# Csv



## Kingroi (May 14, 2017)

I am a graduate honours in investment with 6 years experience,i want apply for critical skill but don't know what professional body to registered with . I have an offer of employment as a credit analysts in South Africa 
Please any advice welcome since my employer is making me pressure to start working as soon as possible 
Thanks


----------



## J9243 (May 16, 2017)

Hi Kingroi,

I am financial manegament honours graduate and in my CSV application I had to be registered with a profesional body that is related to my studies and the natural choice for me was to register with the CIMA (Chartered institute of Management Accountant). I believe that investment honours would naturally registe for a membership with CFA (chartered financial analyst).

However you can registered to any other profesional body that is recognized in South Africa.


----------



## Kingroi (May 14, 2017)

Thank you . I have apply with the IRMSA and my position offered is junior analyst corporate debt .some immigration lawyers are confusing me some are telling me is not the relevant body for financial investment advisor.
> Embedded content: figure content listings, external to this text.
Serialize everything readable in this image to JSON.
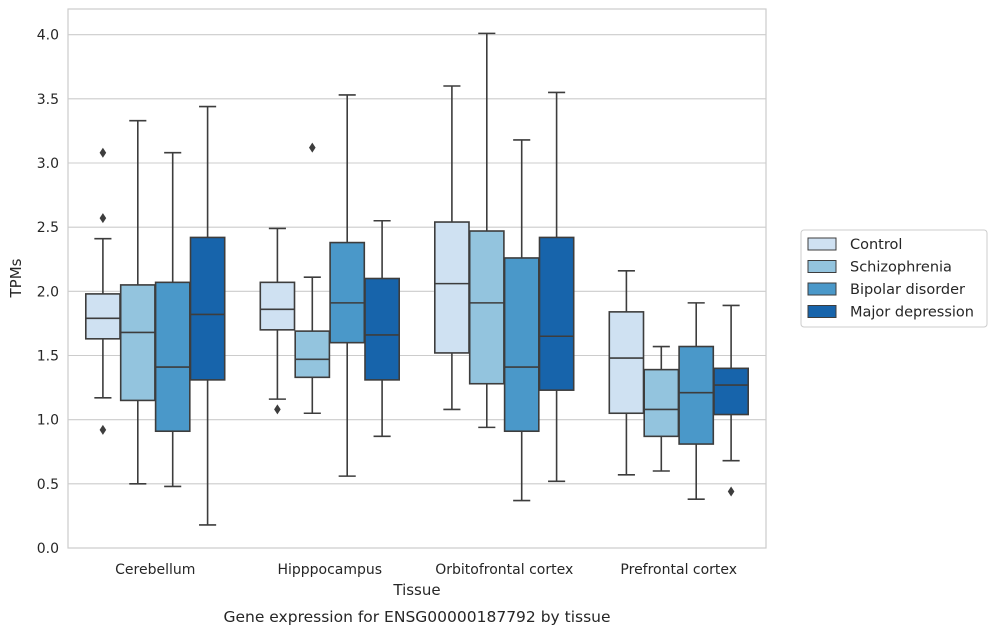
{
  "caption": "Gene expression for ENSG00000187792 by tissue",
  "chart_data": {
    "type": "box",
    "xlabel": "Tissue",
    "ylabel": "TPMs",
    "ylim": [
      0,
      4.2
    ],
    "yticks": [
      "0.0",
      "0.5",
      "1.0",
      "1.5",
      "2.0",
      "2.5",
      "3.0",
      "3.5",
      "4.0"
    ],
    "grid": "horizontal",
    "legend_position": "right",
    "categories": [
      "Cerebellum",
      "Hipppocampus",
      "Orbitofrontal cortex",
      "Prefrontal cortex"
    ],
    "series": [
      {
        "name": "Control",
        "color": "#cfe1f2",
        "boxes": [
          {
            "whisker_low": 1.17,
            "q1": 1.63,
            "median": 1.79,
            "q3": 1.98,
            "whisker_high": 2.41,
            "outliers": [
              0.92,
              2.57,
              3.08
            ]
          },
          {
            "whisker_low": 1.16,
            "q1": 1.7,
            "median": 1.86,
            "q3": 2.07,
            "whisker_high": 2.49,
            "outliers": [
              1.08
            ]
          },
          {
            "whisker_low": 1.08,
            "q1": 1.52,
            "median": 2.06,
            "q3": 2.54,
            "whisker_high": 3.6,
            "outliers": []
          },
          {
            "whisker_low": 0.57,
            "q1": 1.05,
            "median": 1.48,
            "q3": 1.84,
            "whisker_high": 2.16,
            "outliers": []
          }
        ]
      },
      {
        "name": "Schizophrenia",
        "color": "#93c4de",
        "boxes": [
          {
            "whisker_low": 0.5,
            "q1": 1.15,
            "median": 1.68,
            "q3": 2.05,
            "whisker_high": 3.33,
            "outliers": []
          },
          {
            "whisker_low": 1.05,
            "q1": 1.33,
            "median": 1.47,
            "q3": 1.69,
            "whisker_high": 2.11,
            "outliers": [
              3.12
            ]
          },
          {
            "whisker_low": 0.94,
            "q1": 1.28,
            "median": 1.91,
            "q3": 2.47,
            "whisker_high": 4.01,
            "outliers": []
          },
          {
            "whisker_low": 0.6,
            "q1": 0.87,
            "median": 1.08,
            "q3": 1.39,
            "whisker_high": 1.57,
            "outliers": []
          }
        ]
      },
      {
        "name": "Bipolar disorder",
        "color": "#4a98c9",
        "boxes": [
          {
            "whisker_low": 0.48,
            "q1": 0.91,
            "median": 1.41,
            "q3": 2.07,
            "whisker_high": 3.08,
            "outliers": []
          },
          {
            "whisker_low": 0.56,
            "q1": 1.6,
            "median": 1.91,
            "q3": 2.38,
            "whisker_high": 3.53,
            "outliers": []
          },
          {
            "whisker_low": 0.37,
            "q1": 0.91,
            "median": 1.41,
            "q3": 2.26,
            "whisker_high": 3.18,
            "outliers": []
          },
          {
            "whisker_low": 0.38,
            "q1": 0.81,
            "median": 1.21,
            "q3": 1.57,
            "whisker_high": 1.91,
            "outliers": []
          }
        ]
      },
      {
        "name": "Major depression",
        "color": "#1764ab",
        "boxes": [
          {
            "whisker_low": 0.18,
            "q1": 1.31,
            "median": 1.82,
            "q3": 2.42,
            "whisker_high": 3.44,
            "outliers": []
          },
          {
            "whisker_low": 0.87,
            "q1": 1.31,
            "median": 1.66,
            "q3": 2.1,
            "whisker_high": 2.55,
            "outliers": []
          },
          {
            "whisker_low": 0.52,
            "q1": 1.23,
            "median": 1.65,
            "q3": 2.42,
            "whisker_high": 3.55,
            "outliers": []
          },
          {
            "whisker_low": 0.68,
            "q1": 1.04,
            "median": 1.27,
            "q3": 1.4,
            "whisker_high": 1.89,
            "outliers": [
              0.44
            ]
          }
        ]
      }
    ]
  }
}
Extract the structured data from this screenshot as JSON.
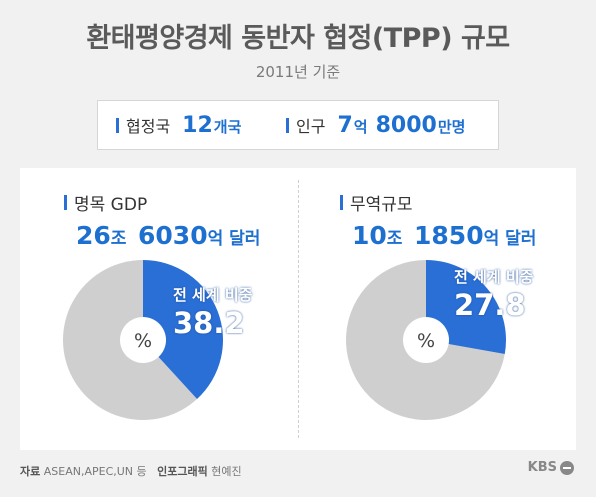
{
  "title": "환태평양경제 동반자 협정(TPP) 규모",
  "subtitle": "2011년 기준",
  "summary": {
    "members_label": "협정국",
    "members_value": "12",
    "members_unit": "개국",
    "population_label": "인구",
    "population_value1": "7",
    "population_unit1": "억",
    "population_value2": "8000",
    "population_unit2": "만명"
  },
  "footer": {
    "source_label": "자료",
    "source_value": "ASEAN,APEC,UN 등",
    "graphic_label": "인포그래픽",
    "graphic_value": "현예진"
  },
  "logo": "KBS",
  "colors": {
    "accent": "#1d6fd0",
    "share": "#2a6fd6",
    "rest": "#cfcfcf"
  },
  "chart_data": [
    {
      "type": "pie",
      "title": "명목 GDP",
      "value_num1": "26",
      "value_unit1": "조",
      "value_num2": "6030",
      "value_unit2": "억 달러",
      "share_caption": "전 세계 비중",
      "share_percent": 38.2,
      "share_text": "38.2",
      "center_label": "%",
      "slices": [
        {
          "label": "전 세계 비중",
          "value": 38.2
        },
        {
          "label": "",
          "value": 61.8
        }
      ]
    },
    {
      "type": "pie",
      "title": "무역규모",
      "value_num1": "10",
      "value_unit1": "조",
      "value_num2": "1850",
      "value_unit2": "억 달러",
      "share_caption": "전 세계 비중",
      "share_percent": 27.8,
      "share_text": "27.8",
      "center_label": "%",
      "slices": [
        {
          "label": "전 세계 비중",
          "value": 27.8
        },
        {
          "label": "",
          "value": 72.2
        }
      ]
    }
  ]
}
That irmsa goes with actuarial and risk assessor 
I past my cfa level one this year but is it possible for cfa to write the letter to home affair ? To have full membership with cfa I must past level 3


----------



## J9243 (May 16, 2017)

Kingroi said:


> Thank you . I have apply with the IRMSA and my position offered is junior analyst corporate debt .some immigration lawyers are confusing me some are telling me is not the relevant body for financial investment advisor. That irmsa goes with actuarial and risk assessor
> I past my cfa level one this year but is it possible for cfa to write the letter to home affair ? To have full membership with cfa I must past level 3


The immigration lawyer might be right because Home affairs provide a list of professional bodies. My professional body CIMA is not listed, however they're recognised by a profesional body in the list called FASSET (Finance and Accounting Services Sector Education and Training Authority). So try and find out if the professional body you're using is FASSET certified.

You can find the list on pg24 of the pdf document. Search for "immigration critical skills pdf" on Google and the first result should lead you to the pdf file.


----------